First things first import the magic that is going to help us on our task:

import nltk
from nltk.corpus import wordnet as wn
from nltk.corpus import stopwords
from nltk.tokenize import RegexpTokenizer

Next the main function, we’ll save our results as we go in a dict called res/results. This outlines the 3 major steps in the algorithm:

  1. Normalize the word into its root form
  2. Query WordNet or some other resource to get the set of possible senses
  3. Loop over these sense computing the overlap between their glosses and examples and our context.
def get_results(word, context):
    res = dict()
    res["word"] = word
    res["base"] = base_form_of(word)
    res["synsets"] = synsets_of(res["base"])
    res["best_sense"] = simple_lesk(res, context)
    print(res["best_sense"])

To get the normalized form we use NLTK’s excellent built in tool, Morphy, which uses a sequence of rules to transform (or transduce) it to a root word. Next we use that base form to query WordNet for all possible senses.

def base_form_of(word):
    return wn.morphy(word)

def synsets_of(word):
    return wn.synsets(word)

Now onto the fun part: the Simplified Lesk.

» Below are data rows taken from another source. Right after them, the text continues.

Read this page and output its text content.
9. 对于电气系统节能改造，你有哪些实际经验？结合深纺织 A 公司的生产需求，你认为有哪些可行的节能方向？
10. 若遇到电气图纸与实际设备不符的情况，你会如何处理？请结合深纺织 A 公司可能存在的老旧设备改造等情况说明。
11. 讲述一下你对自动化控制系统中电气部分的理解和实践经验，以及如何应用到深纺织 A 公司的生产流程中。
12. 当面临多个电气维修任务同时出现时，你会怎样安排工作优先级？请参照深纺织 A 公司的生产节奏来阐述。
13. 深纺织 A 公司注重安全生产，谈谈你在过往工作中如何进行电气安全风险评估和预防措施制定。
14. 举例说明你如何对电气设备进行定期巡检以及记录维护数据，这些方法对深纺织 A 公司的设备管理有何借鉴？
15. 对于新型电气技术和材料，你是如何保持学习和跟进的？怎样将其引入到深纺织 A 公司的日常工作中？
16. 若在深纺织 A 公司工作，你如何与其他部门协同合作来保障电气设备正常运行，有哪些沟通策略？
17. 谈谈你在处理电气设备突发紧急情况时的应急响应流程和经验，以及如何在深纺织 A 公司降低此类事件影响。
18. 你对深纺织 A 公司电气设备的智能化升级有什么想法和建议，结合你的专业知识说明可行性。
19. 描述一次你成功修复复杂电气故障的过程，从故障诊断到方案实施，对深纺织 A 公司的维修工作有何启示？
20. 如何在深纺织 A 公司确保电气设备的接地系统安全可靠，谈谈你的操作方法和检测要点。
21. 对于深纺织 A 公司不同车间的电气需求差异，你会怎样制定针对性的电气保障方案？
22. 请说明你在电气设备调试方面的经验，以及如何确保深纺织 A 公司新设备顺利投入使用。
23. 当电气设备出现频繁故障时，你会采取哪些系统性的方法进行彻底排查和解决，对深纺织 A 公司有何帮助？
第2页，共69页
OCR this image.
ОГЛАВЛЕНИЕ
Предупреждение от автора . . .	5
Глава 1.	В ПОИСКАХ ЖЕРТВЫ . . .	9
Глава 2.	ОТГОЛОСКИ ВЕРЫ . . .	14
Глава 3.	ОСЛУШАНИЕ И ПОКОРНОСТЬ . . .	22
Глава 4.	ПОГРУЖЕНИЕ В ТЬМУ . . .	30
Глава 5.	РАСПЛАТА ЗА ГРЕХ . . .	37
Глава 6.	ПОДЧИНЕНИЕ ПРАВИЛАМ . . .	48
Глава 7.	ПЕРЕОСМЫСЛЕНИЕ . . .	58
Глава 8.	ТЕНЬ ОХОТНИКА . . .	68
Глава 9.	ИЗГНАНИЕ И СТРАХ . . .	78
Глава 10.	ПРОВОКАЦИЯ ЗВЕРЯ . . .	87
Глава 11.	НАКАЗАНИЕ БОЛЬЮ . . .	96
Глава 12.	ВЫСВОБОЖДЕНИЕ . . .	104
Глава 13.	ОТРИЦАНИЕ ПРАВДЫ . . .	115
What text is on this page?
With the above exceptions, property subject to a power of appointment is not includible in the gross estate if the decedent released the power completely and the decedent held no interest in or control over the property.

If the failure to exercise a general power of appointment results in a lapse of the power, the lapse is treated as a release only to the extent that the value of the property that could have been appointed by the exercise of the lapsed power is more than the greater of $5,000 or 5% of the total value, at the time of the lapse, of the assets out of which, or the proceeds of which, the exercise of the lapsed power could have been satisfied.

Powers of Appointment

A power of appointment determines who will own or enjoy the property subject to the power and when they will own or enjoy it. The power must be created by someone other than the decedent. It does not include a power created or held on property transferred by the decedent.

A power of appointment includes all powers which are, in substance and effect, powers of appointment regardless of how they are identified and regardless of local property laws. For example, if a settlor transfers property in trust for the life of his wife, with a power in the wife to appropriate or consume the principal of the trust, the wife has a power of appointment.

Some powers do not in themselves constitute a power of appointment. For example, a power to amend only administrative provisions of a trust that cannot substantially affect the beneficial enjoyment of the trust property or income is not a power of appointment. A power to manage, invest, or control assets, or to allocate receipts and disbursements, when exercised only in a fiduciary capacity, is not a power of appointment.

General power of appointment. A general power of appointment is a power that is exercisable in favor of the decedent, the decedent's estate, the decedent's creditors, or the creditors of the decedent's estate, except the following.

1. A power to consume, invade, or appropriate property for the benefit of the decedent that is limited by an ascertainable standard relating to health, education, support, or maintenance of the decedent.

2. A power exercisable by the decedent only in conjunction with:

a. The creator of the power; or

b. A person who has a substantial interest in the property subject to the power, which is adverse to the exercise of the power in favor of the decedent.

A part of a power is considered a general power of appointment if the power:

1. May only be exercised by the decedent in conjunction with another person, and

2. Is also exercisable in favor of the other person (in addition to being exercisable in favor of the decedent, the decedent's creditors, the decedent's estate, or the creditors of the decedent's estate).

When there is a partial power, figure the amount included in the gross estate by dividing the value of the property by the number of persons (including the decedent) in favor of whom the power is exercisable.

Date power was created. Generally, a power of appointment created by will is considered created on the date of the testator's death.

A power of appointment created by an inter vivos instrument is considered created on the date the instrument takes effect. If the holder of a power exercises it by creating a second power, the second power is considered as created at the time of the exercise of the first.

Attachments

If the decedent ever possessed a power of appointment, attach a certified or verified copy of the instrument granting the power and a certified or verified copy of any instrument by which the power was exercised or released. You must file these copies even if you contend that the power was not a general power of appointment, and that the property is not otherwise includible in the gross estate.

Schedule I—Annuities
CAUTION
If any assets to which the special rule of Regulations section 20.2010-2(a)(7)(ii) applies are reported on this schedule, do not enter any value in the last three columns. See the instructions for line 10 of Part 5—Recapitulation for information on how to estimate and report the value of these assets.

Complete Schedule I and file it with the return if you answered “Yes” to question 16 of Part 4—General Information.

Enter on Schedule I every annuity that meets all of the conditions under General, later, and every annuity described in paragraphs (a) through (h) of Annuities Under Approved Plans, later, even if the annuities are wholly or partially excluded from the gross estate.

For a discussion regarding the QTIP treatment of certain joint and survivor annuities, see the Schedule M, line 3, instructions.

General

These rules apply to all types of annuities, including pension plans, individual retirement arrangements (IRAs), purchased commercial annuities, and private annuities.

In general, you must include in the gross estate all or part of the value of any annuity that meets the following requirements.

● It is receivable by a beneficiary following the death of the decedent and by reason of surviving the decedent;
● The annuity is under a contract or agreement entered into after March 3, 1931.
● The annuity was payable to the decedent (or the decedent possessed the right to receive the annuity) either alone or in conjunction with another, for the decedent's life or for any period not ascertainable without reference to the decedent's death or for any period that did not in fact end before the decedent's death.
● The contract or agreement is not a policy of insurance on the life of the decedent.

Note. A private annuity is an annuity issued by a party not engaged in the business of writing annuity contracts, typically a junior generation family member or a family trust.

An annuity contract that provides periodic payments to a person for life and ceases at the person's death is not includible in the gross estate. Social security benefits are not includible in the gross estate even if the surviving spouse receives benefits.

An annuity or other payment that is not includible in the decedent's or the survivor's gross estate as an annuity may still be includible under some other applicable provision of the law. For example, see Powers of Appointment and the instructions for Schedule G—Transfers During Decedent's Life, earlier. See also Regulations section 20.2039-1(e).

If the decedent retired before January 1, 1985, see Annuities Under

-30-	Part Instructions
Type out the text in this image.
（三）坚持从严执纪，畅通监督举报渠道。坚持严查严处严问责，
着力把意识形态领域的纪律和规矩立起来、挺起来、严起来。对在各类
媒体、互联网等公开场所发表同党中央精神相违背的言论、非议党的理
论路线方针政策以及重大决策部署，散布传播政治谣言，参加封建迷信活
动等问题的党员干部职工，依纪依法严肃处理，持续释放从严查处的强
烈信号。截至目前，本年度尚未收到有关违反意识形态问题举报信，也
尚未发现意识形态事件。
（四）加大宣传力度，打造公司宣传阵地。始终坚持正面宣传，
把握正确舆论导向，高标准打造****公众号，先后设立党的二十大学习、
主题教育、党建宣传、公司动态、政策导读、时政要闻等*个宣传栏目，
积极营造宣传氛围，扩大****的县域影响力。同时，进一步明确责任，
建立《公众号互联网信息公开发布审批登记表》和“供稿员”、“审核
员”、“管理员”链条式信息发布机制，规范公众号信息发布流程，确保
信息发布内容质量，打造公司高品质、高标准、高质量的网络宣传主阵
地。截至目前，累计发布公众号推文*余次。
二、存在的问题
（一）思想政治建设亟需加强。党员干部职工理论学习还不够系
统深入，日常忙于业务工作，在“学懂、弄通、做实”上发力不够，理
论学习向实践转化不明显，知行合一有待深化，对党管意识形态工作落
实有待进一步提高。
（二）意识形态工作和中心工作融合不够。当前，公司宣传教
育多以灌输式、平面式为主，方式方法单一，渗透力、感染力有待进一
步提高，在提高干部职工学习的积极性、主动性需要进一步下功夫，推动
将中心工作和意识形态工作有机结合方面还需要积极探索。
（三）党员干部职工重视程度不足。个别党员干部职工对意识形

First we initialize the tokenizer we imported earlier with a regular expression that basically says to break up a given string into an array of consecutive (+) alphabetic characters (\w).

def simple_lesk(results, context):
    """
    Input: A previously computed results dict and a context list/set
    Returns: The sense from WordNet with the most overlap with the context,
             if there are none it defaults to the most common sense
    """
    tokenizer = RegexpTokenizer(r'\w+')

Next we initalize the best_sense variable to equal the first WordNet sense, that way if we don’t get any hits we can default back to the most common sense. Same with overlap, we haven’t compared anything yet so how would we know how much any given context overlaps?

    best_sense = results["synsets"][0]
    max_overlap = 0

Stopwords are usually function words (is, the, me, etc.) that hold a great deal of syntactic meaning, but aren’t that helpful in semantic analysis. NLTK comes with a default set for English that has pretty good coverage, we then extend the list to include the words we’re dealing with since that might influence the results unintentionally.

    stop_words = stopwords.words("english")
    stop_words.extend([results["base"], results["word"]])

Next we use the tokenizer and the list of stop words to generate a set of content tokens from the context using the python concept of list comprehensions.

    context = set(w.lower() for w in tokenizer.tokenize(context) \
                    if w.lower() not in stop_words)

Finally we loop over sense, grab its definition and any examples and tokenize that in the same way as with the context. We then compute the overlap between the two sets and keep track of which tallies up the most overlap as we go. Once it’s all done we return the sense with the most results.

    for sense in results["synsets"]:
        signature = set()
        text = [ex for ex in sense.examples]
        text.append(sense.definition)

        signature = set(w.lower() for w in tokenizer.tokenize(" ".join(text)) \
                            if w.lower() not in stop_words)

        overlap = compute_overlap(signature, context)

        if overlap > max_overlap:
            max_overlap = overlap
            best_sense = sense

    return best_sense

But what about the compute_overlap bit, I hear you saying. Well that’s simple, since we’re dealing with sets that’s as simple as taking the length (len()) of the intersection (&) between them.

def compute_overlap(signature, context):
    """
    Input: Two sets of types
    Returns: Length of the intersection of the two sets
    """
    return len(signature & context)

And that’s it, while this might seem way to simple it actually works fairly well because there usually aren’t a lot of senses and the distribution is heavily weighted towards the top (so our default state is right a large percentage of the time). If you want to see a complete working example (that also computes some other features like word similarity) check out the full script.